Well, I knew I shouldn’t go. It was teamstering, not fighting, that was true. Still, there was a chance of getting shot or captured or something, and where’d Ma and the little ones be then? But blame me if I didn’t want to go in the worst way.
But I shouldn’t. I stood up, resolved to get out of there before I gave in to myself. And just then there came out of the store a white-haired man with a short white beard. He limped a little and walked with a cane. Jeb stood up and took off his hat. “Hello, Major.”
“Hello, Jeb. You going to be in the party for Richmond?” He had a loud, crackling voice.
“Reckon so, Major.” He pointed to me with his thumb. “Here’s another one you might recruit.”
He turned and gazed at me. I stood up, too. “You have a team and a wagon, son?”
“Yes, sir,” I said, pointing. “Those are my mules.”
“Good. We need every wagon we can get.”
“Sir, I promised my pa when he was dying I’d stay home and take care of Ma and the little ones.”
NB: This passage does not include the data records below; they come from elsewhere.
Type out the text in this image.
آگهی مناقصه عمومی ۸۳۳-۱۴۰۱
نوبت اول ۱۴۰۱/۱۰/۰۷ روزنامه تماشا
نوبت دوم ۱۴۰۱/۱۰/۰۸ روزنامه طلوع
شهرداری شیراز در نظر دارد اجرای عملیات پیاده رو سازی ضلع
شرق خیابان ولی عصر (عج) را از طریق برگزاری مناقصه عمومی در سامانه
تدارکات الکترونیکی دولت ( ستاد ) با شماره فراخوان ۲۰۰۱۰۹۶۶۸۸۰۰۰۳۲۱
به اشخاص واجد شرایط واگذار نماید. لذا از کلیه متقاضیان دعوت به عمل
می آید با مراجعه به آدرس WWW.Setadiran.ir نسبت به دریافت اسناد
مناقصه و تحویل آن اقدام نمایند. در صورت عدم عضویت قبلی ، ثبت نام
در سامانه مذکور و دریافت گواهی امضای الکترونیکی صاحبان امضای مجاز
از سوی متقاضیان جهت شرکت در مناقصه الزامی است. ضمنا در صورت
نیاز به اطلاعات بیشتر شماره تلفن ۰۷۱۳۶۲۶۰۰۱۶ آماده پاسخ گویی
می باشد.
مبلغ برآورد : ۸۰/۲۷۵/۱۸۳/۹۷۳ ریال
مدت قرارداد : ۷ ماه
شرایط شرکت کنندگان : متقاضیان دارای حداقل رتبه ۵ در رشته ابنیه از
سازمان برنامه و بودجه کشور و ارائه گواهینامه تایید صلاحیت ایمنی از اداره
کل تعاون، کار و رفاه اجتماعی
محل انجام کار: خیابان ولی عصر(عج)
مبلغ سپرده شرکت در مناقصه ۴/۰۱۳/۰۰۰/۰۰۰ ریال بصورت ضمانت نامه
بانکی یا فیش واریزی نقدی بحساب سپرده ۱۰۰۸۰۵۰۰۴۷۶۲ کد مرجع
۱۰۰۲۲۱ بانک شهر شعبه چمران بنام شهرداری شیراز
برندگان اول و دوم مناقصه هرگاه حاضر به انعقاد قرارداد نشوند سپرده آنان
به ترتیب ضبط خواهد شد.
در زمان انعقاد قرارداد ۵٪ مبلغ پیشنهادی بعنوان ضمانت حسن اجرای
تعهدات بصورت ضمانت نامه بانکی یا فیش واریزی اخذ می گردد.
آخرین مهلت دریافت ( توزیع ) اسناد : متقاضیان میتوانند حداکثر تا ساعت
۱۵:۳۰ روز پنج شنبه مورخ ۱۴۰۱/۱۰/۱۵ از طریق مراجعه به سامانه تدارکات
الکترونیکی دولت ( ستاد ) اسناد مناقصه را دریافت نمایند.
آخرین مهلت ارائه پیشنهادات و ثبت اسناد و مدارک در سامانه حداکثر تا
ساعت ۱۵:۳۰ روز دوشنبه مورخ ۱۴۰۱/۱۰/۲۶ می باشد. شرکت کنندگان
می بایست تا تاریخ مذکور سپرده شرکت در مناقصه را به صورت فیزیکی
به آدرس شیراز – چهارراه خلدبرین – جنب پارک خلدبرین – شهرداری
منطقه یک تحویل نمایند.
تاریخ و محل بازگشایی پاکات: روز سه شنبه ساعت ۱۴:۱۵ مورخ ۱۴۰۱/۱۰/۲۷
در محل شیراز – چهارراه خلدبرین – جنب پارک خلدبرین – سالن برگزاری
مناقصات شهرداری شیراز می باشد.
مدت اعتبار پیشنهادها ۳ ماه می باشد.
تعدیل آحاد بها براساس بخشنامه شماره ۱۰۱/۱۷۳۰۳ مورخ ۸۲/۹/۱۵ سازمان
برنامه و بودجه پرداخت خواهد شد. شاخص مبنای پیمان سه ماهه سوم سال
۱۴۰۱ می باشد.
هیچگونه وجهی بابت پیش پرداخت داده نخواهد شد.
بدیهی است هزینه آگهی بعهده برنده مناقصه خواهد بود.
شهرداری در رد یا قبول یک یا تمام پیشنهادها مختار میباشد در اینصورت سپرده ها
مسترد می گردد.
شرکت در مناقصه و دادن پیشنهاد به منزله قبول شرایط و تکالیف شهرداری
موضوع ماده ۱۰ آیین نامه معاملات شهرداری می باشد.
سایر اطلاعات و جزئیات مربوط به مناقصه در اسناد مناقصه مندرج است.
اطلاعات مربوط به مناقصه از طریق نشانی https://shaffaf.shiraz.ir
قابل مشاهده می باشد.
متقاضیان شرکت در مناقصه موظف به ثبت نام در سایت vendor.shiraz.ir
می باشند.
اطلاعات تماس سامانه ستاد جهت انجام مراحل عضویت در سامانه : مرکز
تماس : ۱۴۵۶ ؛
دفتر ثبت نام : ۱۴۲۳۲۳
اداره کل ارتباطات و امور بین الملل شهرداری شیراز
“Your pa? What did he die of?” he said in that loud voice.
“He was wounded at Cedar Creek, and died of it after he came home.”
In my heart I was hoping the Major’d come up with some reason why I had to go. I wondered if dead people really looked down on you the way some people said. I hoped Pa wasn’t looking down on me right then.
“Surely he’d want you to help against the Yankees.”
“He said he’d done our share of the fighting, it was up to me to take care of the family, since he wouldn’t be there to do it.”
“A lot of people have suffered and died. Your ma will have to endure it if it comes to that. You have a duty to Virginia. That comes first over everything. No Southerner can neglect his duty and keep his honor.”
I wondered what Pa would say to that. I knew of families in the valley where they’d lost two or three men, and the women and children had to get along as best they could. “I don’t know, sir. I promised him when he was dying. I’d hate to go back on a promise like that.”
He banged his cane on the porch floor. “He shouldn’t have made you promise that. It’
s your duty to Virginia that’s in question. You can’t make a promise against that.”
I could hear Pa, just as clear as if he was there, saying that he’d taken care of our duty to Virginia. But I wanted to go in the worst way. “I’ll ask Ma. Maybe she’d let me go if there wasn’t too much of a risk in it.” I was hoping the major’d say it was safe as churches.
But he didn’t. “A man of honor doesn’t ask what the risk is, he asks where his duty lies.”
Suddenly Jeb put in, “Tell your ma it’s four hundred dollars—that ought to carry some weight with her.”
If I convinced Ma that there wasn’t any risk to it, but a good deal of money, she might agree. “How many Mosbys are going along?”
“I heard it was fifty,” Jeb said.
That seemed like a good number. “I’ll talk to Ma,” I said.
I thought about it hard all the way home. Would the Yankees dare attack us if we were guarded by fifty Mosbys? Besides, the Yankees didn’t know the countryside and the Mosbys did, and could guide the wagon train along little back roads the Yanks wouldn’t know about. And when you figured the amount of money I could bring home, it was hard to see how I couldn’t go. After all, what better could I do for the family than earn all that money, especially as there wasn’t much risk in it? Suppose the bluecoats came up on our mountain again and cleaned us out altogether. The little ones would go hungry, and maybe starve, unless we had some money tucked away where the bluecoats couldn’t find it. When you looked at it that way, it seemed like it was my duty to the family to go to Richmond. Pa was certain to see that.
It was a pretty good argument. But deep down, I felt kind of uneasy. How risky really was it? Would Pa really agree that I had a duty to go? Was he looking down on me? God looked down on you, I knew that. God knew everything that was going on everywhere. To be honest, I didn’t see how He could do it—keep that many people straight in His head, saying nothing of the cats, dogs, leaves, stones, rivers, and I don’t know what all else. But the Bible said He could, and so did the preacher, and I figured they knew a blame sight more about it than I did.